September 17, 2020
As part of my own personal journey, I am committed to being a strong equity leader. This is the sixth in a series of blogs that will be a part of that effort. I hope you will benefit from the conversation.
George Floyd’s murder in my hometown of Minneapolis once again shined the spotlight on the problems of race in our community. In the weeks that followed, calls for social justice have reverberated around the world. In my time at the Y, I have come to understand and recognize — on a far deeper level — my many privileges as a white man. But my self-reflection and education is constant, and I feel compelled to utilize this medium to interview equity leaders. These leaders have served as mentors, teammates and dear friends. Each has allowed me to see a different perspective on systemic racism through their lived experience. As I seek to understand, my hope is that these talks will help humanize the issues and, in some small way, help lead us toward efforts to make a better way for all.
My fourth guest is Mohammed Lawal, the CEO of LSE Architects. Mohammed was born in Florida but spent his early years growing up in North Minneapolis. When he was nine years old, he moved back to his parents’ native Nigeria, where they lived in five different cities because of educational job opportunities. After graduating high school early, Mohammed completed two years at Ahmadu Bello University in Zaria before continuing his architectural studies at the University of Minnesota in the mid-1980s. His architectural projects have been widely praised, including projects with the Y.
Mohammed and I first met through basketball because our sons are similar in age, and we coached against one another.
I hope you’re inspired by Part 2 of our conversation (you can read part 1 here), which focuses on Mohammed’s perspective on race in his career. The statistics are alarming. Only one in five architects are a person of color, according to a 2018 report by the National Council of Architectural Registration Boards. And of the architects who completed the Architectural Experience Program, only three percent of them were Black. In Minnesota, there are approximately 1,947 licensed architects who live in the state, and only 18 of the licensed ones are Black.
Glen: How has racism impacted you professionally?
Mohammed: At the start of my career, I show up to a meeting, and someone asks me to go and run prints for them. There were assumptions that I was not an architect or part of the professional design team or in a leadership role. It’s okay to be an assistant but not when you are always assumed to be that person.

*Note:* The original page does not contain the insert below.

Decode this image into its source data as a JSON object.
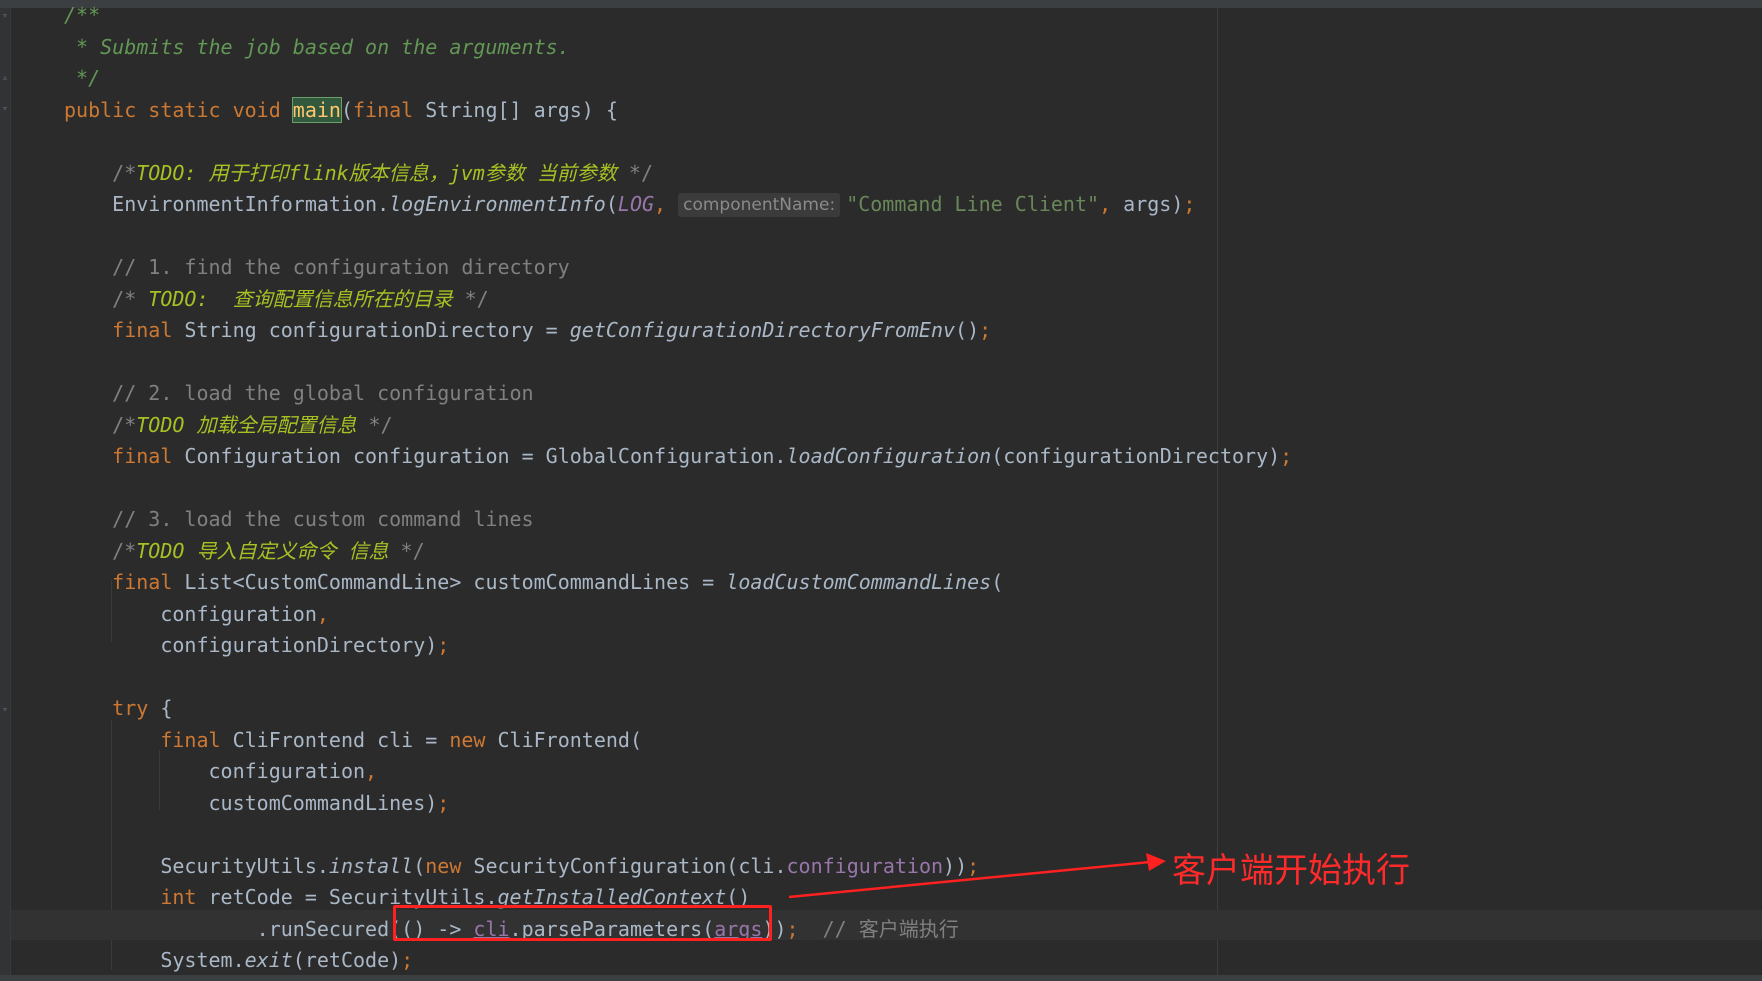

But there are so many barriers. I’ll use an example in the state. The state has a ‘goal’ to do 11 percent of work with minority-owned businesses. But if I achieve a certain level of wealth or income, or certain value for my company, I’m no longer eligible for that work through the programs set up for minority-owned businesses. The size is high enough to keep you comfortable, if you’re a small company, but low enough that you are not really getting a seat at the table economically.
It keeps you at a certain bandwidth.
Systemic bias is when a professional organization calls me up and says, ‘Would you like to be a partner on our team, and we’ll write in our proposal that we will “train you,” and your company to be better so we can get points?’ In other words, “We just want the points,” instead of seeking a meaningful and mutually beneficial collaboration or venture.
I’m a full-grown businessman. I have a college degree. I don’t need someone to train me! Language matters.
Systemic racism is when you’re a Black woman, and you have to choose whether you’re a female or Black in many of the MBE/WBE programs. Those are just a few examples.
There is a public institution that, in over 10 years from public records, they may have once interviewed a Black architect as the prime vendor or lead architect on a project. Maybe once. That would be like an NFL team never interviewing a Black candidate to be a head coach. But when you ask about that, the response is, “We’re not sure where to find them."
Those are things I work through every day, that I try to navigate as an individual, but I try to continually move forward.
Glen: I want you to hit me between the eyes. This notion of white privilege, what are things you see me doing that you say, ‘He doesn’t get it yet…’ What can I do differently or say differently?
Mohammed: We’ve known each other for seven years, in both a professional and personal setting. I have not had any interactions with you where I felt uncomfortable or I felt you were inappropriate about race. Certainly, the institution of the Y, with the demographic and who you reach out to, this is an area where we dialogue on white privilege.
But the thing I don’t know is, how vocal have you been when you have seen bias or experienced it? How vocal have you been internally, in yourself, if you felt you had been biased toward someone or a situation and recognized that, and come back to it? Think back to times you may have unintentionally or unconsciously shown your bias, in any way.
My business partner and I have very pointed conversations where, at times, I’ll tell him he is being biased in his thinking and not understanding. There are arguments and debates. Now we can have those, and we try to understand each other.
Glen: What would you like to see the YMCA do?
Mohammed: With everyone that I’ve worked with at the Y, they have been kind. It may be an unfair question because what I don’t know about the Y, I don’t know how diverse your team is, overall. I don’t know as much about your business practices, and social practices as I probably should. From that perspective, I’m not able to say.